●今日の一枚 53●
John coltrane Blue Trane
やはり、こういう音楽をたまには聴くべきだ。私のJAZZの原点とはこういう音楽をいうのだ。
いわずと知れたジョン・コルトレーンの名盤『ブルートレーン』。1957年録音のコルトレーン唯一のブルーノート、リーダー作である。初期のコルトレーンの代表作といっていいと思う。
ケニー・ドリュー(p)、ポール・チェンバース(b)、フィリー・ジョー・ジョーンズ(ds)というしっかりとしたリズム隊をバックに、コルトレーン(ts)、カーティス・フラー(tb)、リー・モーガン(tp)という三管フロント陣がアンサンブルを繰り広げ、コルトレーンは"シーツ・オブ・サウンド"といわれる一瞬の間もなく音が連続するようなソロを展開する。実にスリリング、かっこいい演奏だ。

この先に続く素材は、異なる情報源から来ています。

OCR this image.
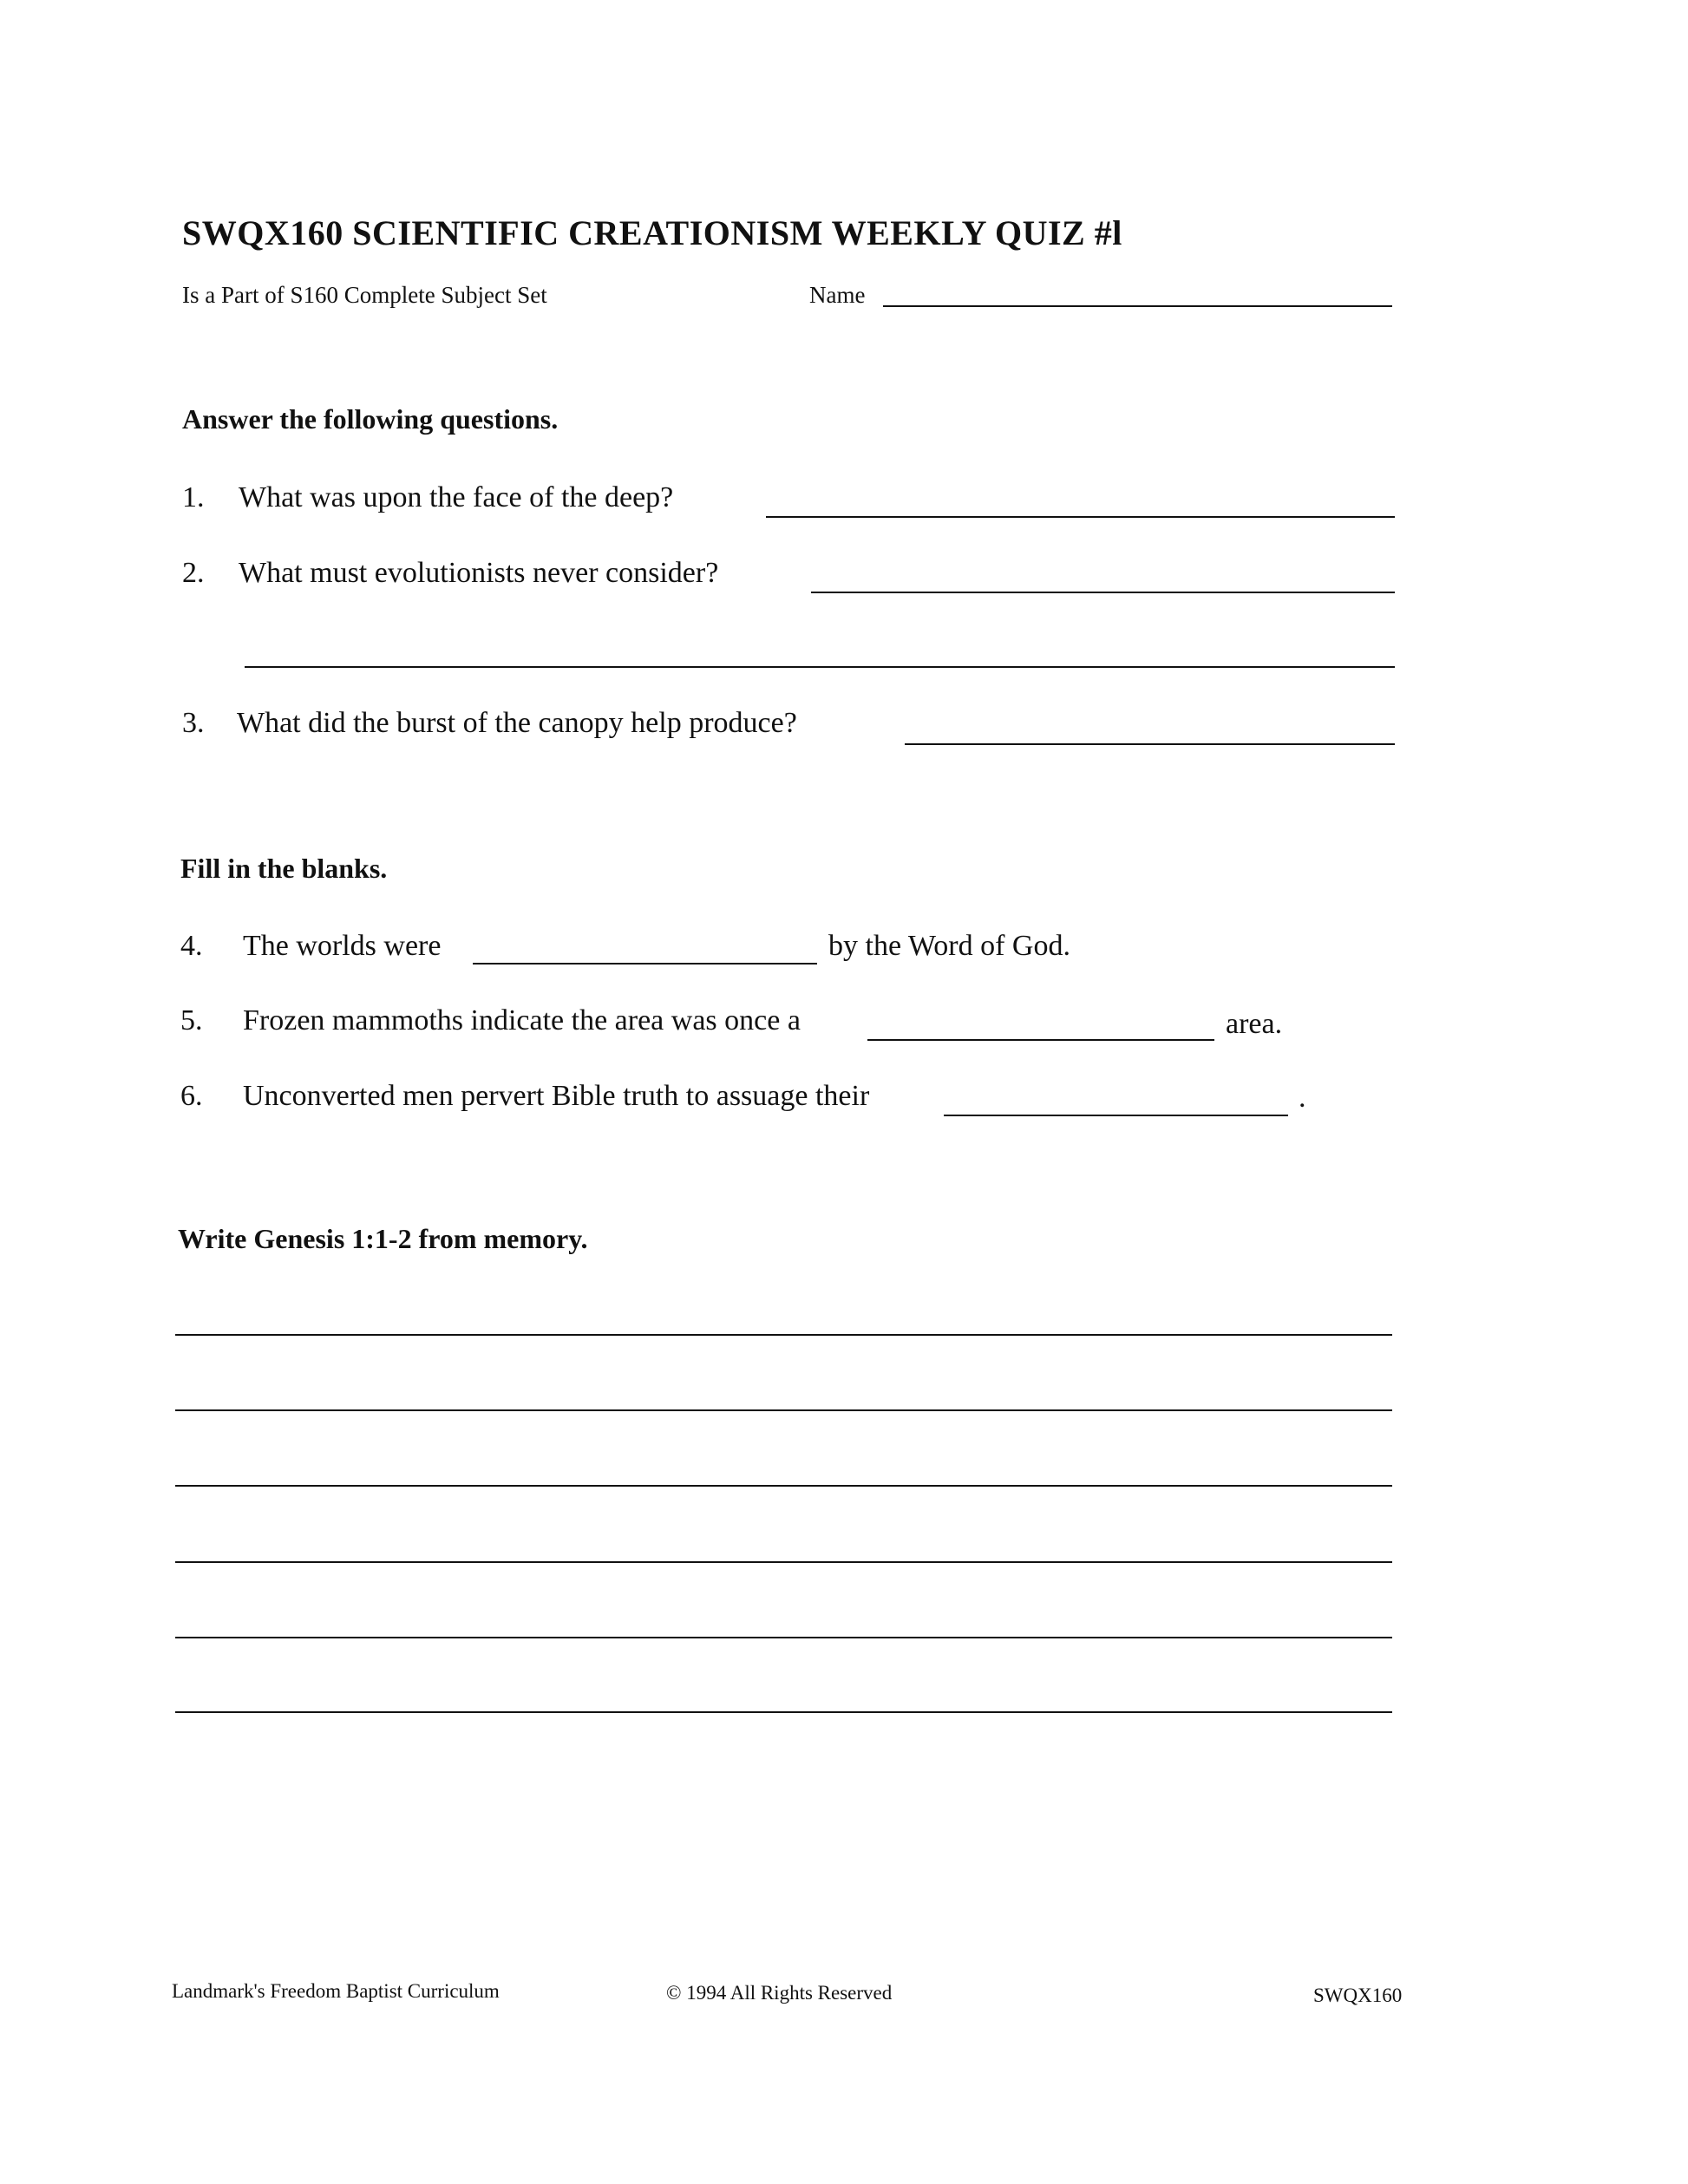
SWQX160 SCIENTIFIC CREATIONISM WEEKLY QUIZ #l
Is a Part of S160 Complete Subject Set	Name
Answer the following questions.
1. What was upon the face of the deep?
2. What must evolutionists never consider?
3. What did the burst of the canopy help produce?
Fill in the blanks.
4. The worlds were	by the Word of God.
5. Frozen mammoths indicate the area was once a	area.
6. Unconverted men pervert Bible truth to assuage their	.
Write Genesis 1:1-2 from memory.
Landmark's Freedom Baptist Curriculum	© 1994 All Rights Reserved	SWQX160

この作品を聴くといつもある男を思い出す。学生時代、行きつけの酒場で知り合った男だ。哲学科に所属しているくせに歴史学にも興味をもつその男は、私と酒場で会えば、いつも中世史や哲学・思想について議論した。議論は多岐にわたり、しばしば激論となることもあったが、酒が回って酔っ払うと、その男はきまってBlue Traneを口ずさむのだった。それはテーマからはじまり、ソロをへてフィナーレにいたるまでほとんど一音も間違えることなく完璧に歌われた。いつのころからか、私がカーティス・フラーとリー・モーガンのパートを担当してハモり、トレーンのソロパートではリズム隊を担当するようになった。それが結構面白かったらしく、よく他のお客さんものってくれたものだ。おかげで私はいまも、Blue Traneのソロパートをほぼ完全に口ずさむことができる。一回性のアドリブにかける音楽としてのJAZZを聴く姿勢としては正しいものではないのだろうが、私にとってはかけがえのない楽しい日々であった。
彼は今頃どうしているだろうか。彼とはもう20数年会っていない。